Сэм сидела на подушках перед трейлером, подогнув под себя ноги, и читала книгу при свете свечи. На ней были коротенькие шорты и футболка, распущенные волосы пушились на плечах и груди.
— Ой, привет! Надеюсь, я тебе не очень помешала?
— Совсем не помешала. — Если честно, я не знал, как мне лучше поступить. Просто плюхнуться рядом? Поцеловать ее? От волнения меня даже немного замутило.
— Не нашла, где у тебя включается электричество.
— У меня только газовая лампа. — Я нащупал спички, уронил их, поднял, уронил еще раз и на пятый раз зажег лампу. — Хочешь чего-нибудь выпить?
— А что у тебя есть?
— Пиво.
— Чудесно!
Я достал из холодильника две бутылки, передал ей одну, сел рядом и вытянул ноги вперед.
— Ты что, устал? — спросила Сэм.
— Ага. Ну и денек выдался! Иногда… иногда мне кажется, что я прямо как пчела, что бьется в стекло…
— Какая пчела? Ты о чем? Что вообще у тебя происходит?
Я посмотрел в ее озабоченные карие глаза, на розовые губы, на изгиб шеи в том месте, где она переходит в плечи. Наверное, ее шея ничем не отличалась от шеи любой другой женщины, но у Сэм ключицы немного выступали, и в свете свечи и газового фонаря на них плясали тени. Даже если бы у теней не было особого желания плясать, они все равно заплясали бы, не устояли бы, чтобы не попробовать на ощупь нежную бархатистую кожу Сэм, подернутую прозрачным пушком.
Полагаю, что в тот момент у меня была возможность все ей объяснить, но мне не хотелось мешать танцу теней, не хотелось портить нам обоим настроение, выслушивать вопросы, находить ответы. Мне совсем не хотелось говорить — только слушать ее голос, поэтому я сказал:
— Знаешь, лучше сначала ты расскажи мне о том, как прошел твой день, а потом, может быть, я расскажу тебе о своем.
— Ну хорошо. — Сэм отпила из бутылки маленький глоток, поставила бутылку на голую коленку и промокнула губы пальцами. Даже то, как она пила пиво, поднимало мне настроение. — Утром я пошла на работу…
— Подожди, разве ты работаешь?
— Конечно работаю. Мы все работаем.
— А где?
— В Бамптоне. Там у друзей небольшой магазинчик. Я стою за прилавком.
— Что за магазин?
— Продуктовый… Они пекут для туристов всякие ништячки. Очень симпатичный магазинчик. Потом пришла домой, выпила чаю с нашей бандой, а потом решила пойти посмотреть, как ты тут живешь. Но по дороге случилась небольшая авария… — Она наклонилась вперед, отодвинула волосы и показала мне здоровенную шишку на лбу.
— Ух ты, — сказал я, — как же ты ее поставила?

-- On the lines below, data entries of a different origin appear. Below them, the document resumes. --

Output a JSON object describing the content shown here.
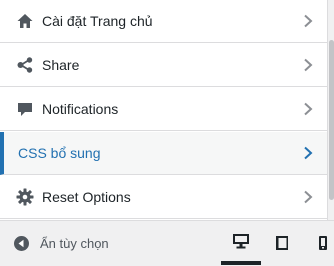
{
  "menu": {
    "items": [
      {
        "label": "Cài đặt Trang chủ",
        "icon": "home-icon"
      },
      {
        "label": "Share",
        "icon": "share-icon"
      },
      {
        "label": "Notifications",
        "icon": "comment-icon"
      },
      {
        "label": "CSS bổ sung",
        "icon": "",
        "active": true
      },
      {
        "label": "Reset Options",
        "icon": "gear-icon"
      }
    ]
  },
  "footer": {
    "collapse_label": "Ẩn tùy chọn",
    "devices": [
      "desktop",
      "tablet",
      "mobile"
    ],
    "active_device": "desktop"
  },
  "colors": {
    "accent": "#2271b1",
    "text": "#1d2327",
    "icon": "#50575e",
    "chevron": "#8c8f94"
  }
}
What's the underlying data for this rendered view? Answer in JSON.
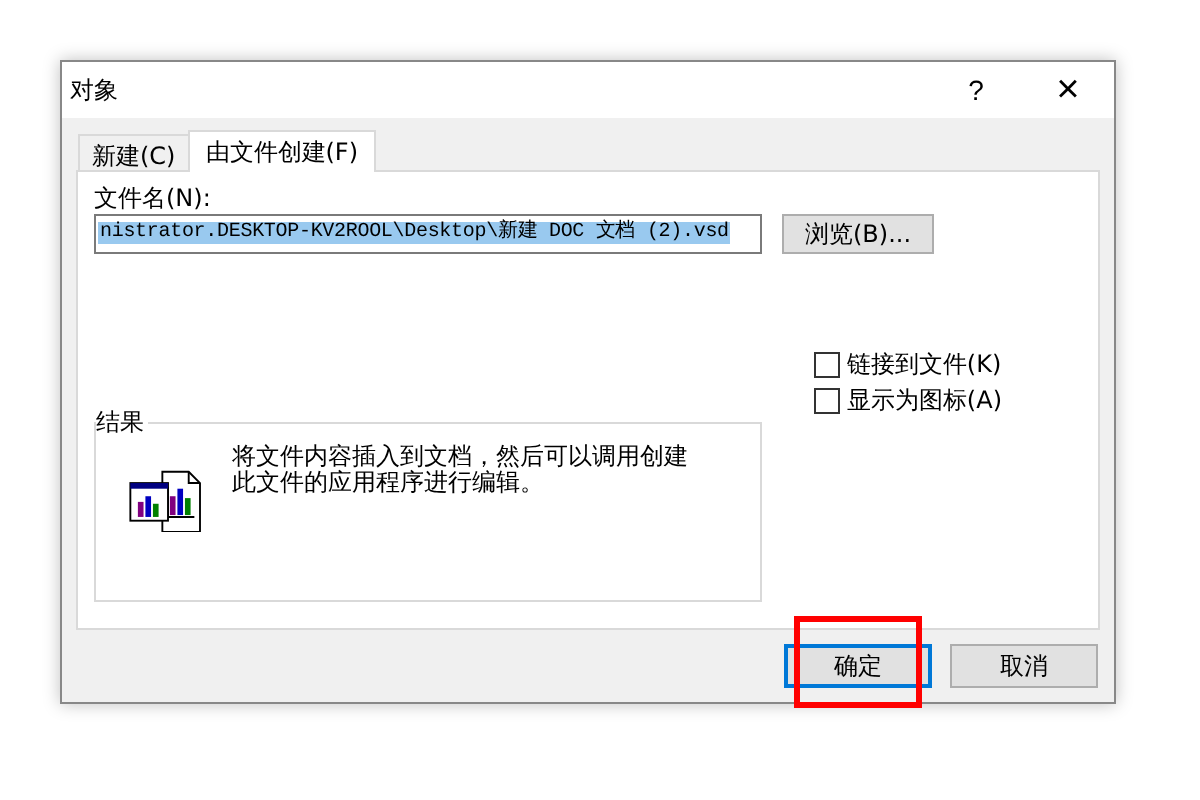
{
  "window": {
    "title": "对象",
    "help": "?",
    "close": "×"
  },
  "tabs": [
    {
      "label": "新建(C)",
      "selected": false
    },
    {
      "label": "由文件创建(F)",
      "selected": true
    }
  ],
  "file_name": {
    "label": "文件名(N):",
    "value": "nistrator.DESKTOP-KV2ROOL\\Desktop\\新建 DOC 文档 (2).vsd",
    "selected": true
  },
  "browse_button": "浏览(B)...",
  "options": [
    {
      "label": "链接到文件(K)",
      "checked": false
    },
    {
      "label": "显示为图标(A)",
      "checked": false
    }
  ],
  "result": {
    "title": "结果",
    "text": "将文件内容插入到文档，然后可以调用创建此文件的应用程序进行编辑。"
  },
  "buttons": [
    {
      "label": "确定",
      "default": true,
      "highlighted": true
    },
    {
      "label": "取消",
      "default": false,
      "highlighted": false
    }
  ]
}
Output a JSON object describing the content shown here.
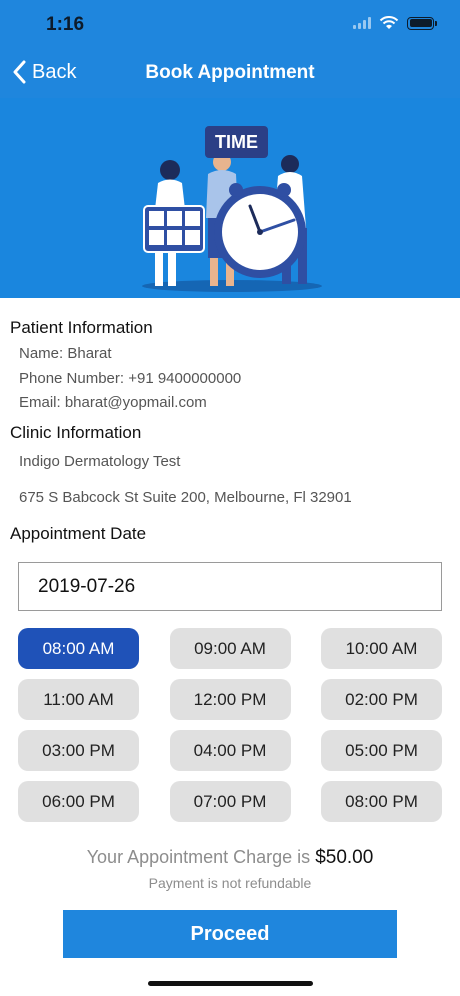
{
  "status_bar": {
    "time": "1:16"
  },
  "nav": {
    "back_label": "Back",
    "title": "Book Appointment"
  },
  "hero": {
    "badge": "TIME"
  },
  "patient": {
    "title": "Patient Information",
    "name": "Name: Bharat",
    "phone": "Phone Number: +91 9400000000",
    "email": "Email: bharat@yopmail.com"
  },
  "clinic": {
    "title": "Clinic Information",
    "name": "Indigo Dermatology Test",
    "address": "675 S Babcock St Suite 200, Melbourne, Fl 32901"
  },
  "appointment": {
    "title": "Appointment Date",
    "date": "2019-07-26",
    "selected_slot": "08:00 AM",
    "slots": [
      "08:00 AM",
      "09:00 AM",
      "10:00 AM",
      "11:00 AM",
      "12:00 PM",
      "02:00 PM",
      "03:00 PM",
      "04:00 PM",
      "05:00 PM",
      "06:00 PM",
      "07:00 PM",
      "08:00 PM"
    ]
  },
  "charge": {
    "label": "Your Appointment Charge is",
    "amount": "$50.00",
    "note": "Payment is not refundable"
  },
  "proceed_label": "Proceed",
  "colors": {
    "primary": "#1f86dd",
    "selected_slot": "#1f52b8",
    "slot_bg": "#e0e0e0"
  }
}
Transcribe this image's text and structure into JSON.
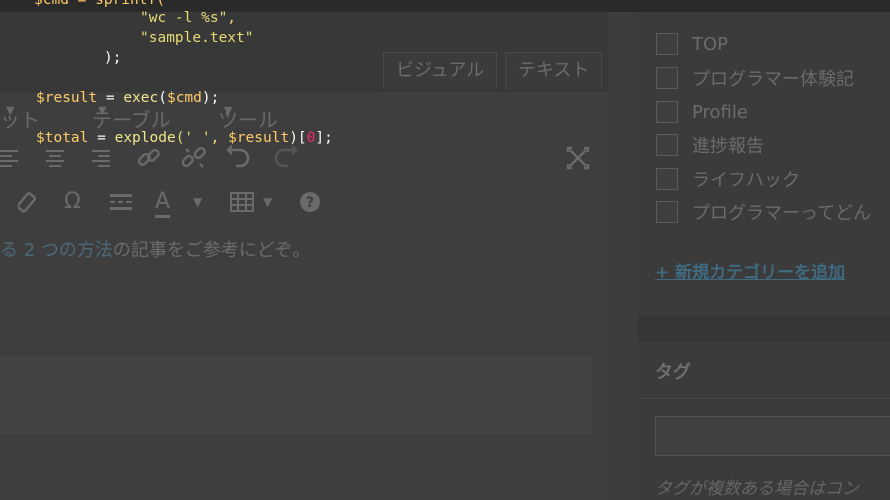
{
  "editor": {
    "tabs": {
      "visual": "ビジュアル",
      "text": "テキスト"
    },
    "menus": [
      {
        "label": "ット"
      },
      {
        "label": "テーブル"
      },
      {
        "label": "ツール"
      }
    ],
    "toolbar1_icons": [
      "align-left-icon",
      "align-center-icon",
      "align-right-icon",
      "link-icon",
      "unlink-icon",
      "undo-icon",
      "redo-icon",
      "fullscreen-icon"
    ],
    "toolbar2": {
      "omega": "Ω",
      "text_color": "A",
      "help": "?"
    },
    "content": {
      "link_text": "る 2 つの方法",
      "rest_text": "の記事をご参考にどぞ。"
    }
  },
  "sidebar": {
    "categories": [
      {
        "label": "TOP"
      },
      {
        "label": "プログラマー体験記"
      },
      {
        "label": "Profile"
      },
      {
        "label": "進捗報告"
      },
      {
        "label": "ライフハック"
      },
      {
        "label": "プログラマーってどん"
      }
    ],
    "add_category": "+ 新規カテゴリーを追加",
    "tags_title": "タグ",
    "tags_hint": "タグが複数ある場合はコン"
  },
  "code": {
    "line_top": "$cmd = sprintf(",
    "arg1": "\"wc -l %s\",",
    "arg2": "\"sample.text\"",
    "close": ");",
    "result_var": "$result",
    "result_eq": " = ",
    "result_fn": "exec",
    "result_open": "(",
    "result_arg": "$cmd",
    "result_close": ");",
    "total_var": "$total",
    "total_eq": " = ",
    "total_fn": "explode",
    "total_args": "(' ', ",
    "total_arg2": "$result",
    "total_close": ")[",
    "total_idx": "0",
    "total_end": "];"
  },
  "colors": {
    "string": "#e6db74",
    "variable": "#ffcc66",
    "number": "#f92672",
    "link": "#3f6a7f"
  }
}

— Поскользнулась на коровьей лепешке.
Я расхохотался. Не мог удержаться.
— Прости, — сказал я, прикладывая руку ко рту, — я не хотел… То есть я…
— Да ладно, я и сама понимаю, как это нелепо. — Она взяла меня за руку и немного потерла между пальцами. — Давай ты поцелуешь шишку, чтобы быстрее зажила.
Я взглянул в ее глаза, посмотрел на ее щеки. Я протянул руку, согнул мизинец и потер ей нос. Я легонько поцеловал ее в лоб.
Когда мои губы коснулись ее лица, Сэм закрыла глаза, а я закрыл свои и почувствовал, как она тихо дышит мне в шею. Она чуть вздохнула и подняла голову, и ее губы скользнули по моим и задержались там. А потом мы начали целоваться, и я вдыхал идущий из ее рта запах пива и еще какой-то еле слышный ванильный запах, напомнивший мне детство, когда мама пекла кексы и давала мне выскрести остатки сырого теста. Запах ванили, сахара и старой деревянной ложки. Я на секунду отстранился, пробормотал: «Точно!» — и мы стали целоваться еще сильнее прежнего, глубже и глубже проникая друг в друга. Как будто в стене, которую я всегда считал глухой, отворилась дверь, такая низенькая дверь, ведущая в дрожащий влажный сад, залитый солнцем. Солнечные лучи пробивались сквозь густую листву, заставляя листья трепетать. А под деревьями в траве стояли теплые лужи, и узкие тропинки вели от одной лощины к другой. Лощины были сотканы из сказанных шепотом нежных слов, а тропинки уносили с собой дурные мысли и воспоминания. Уносили их за самую далекую гору и там сжигали без остатка, а пепел съедали добрые звери и плели из дыма ленточки.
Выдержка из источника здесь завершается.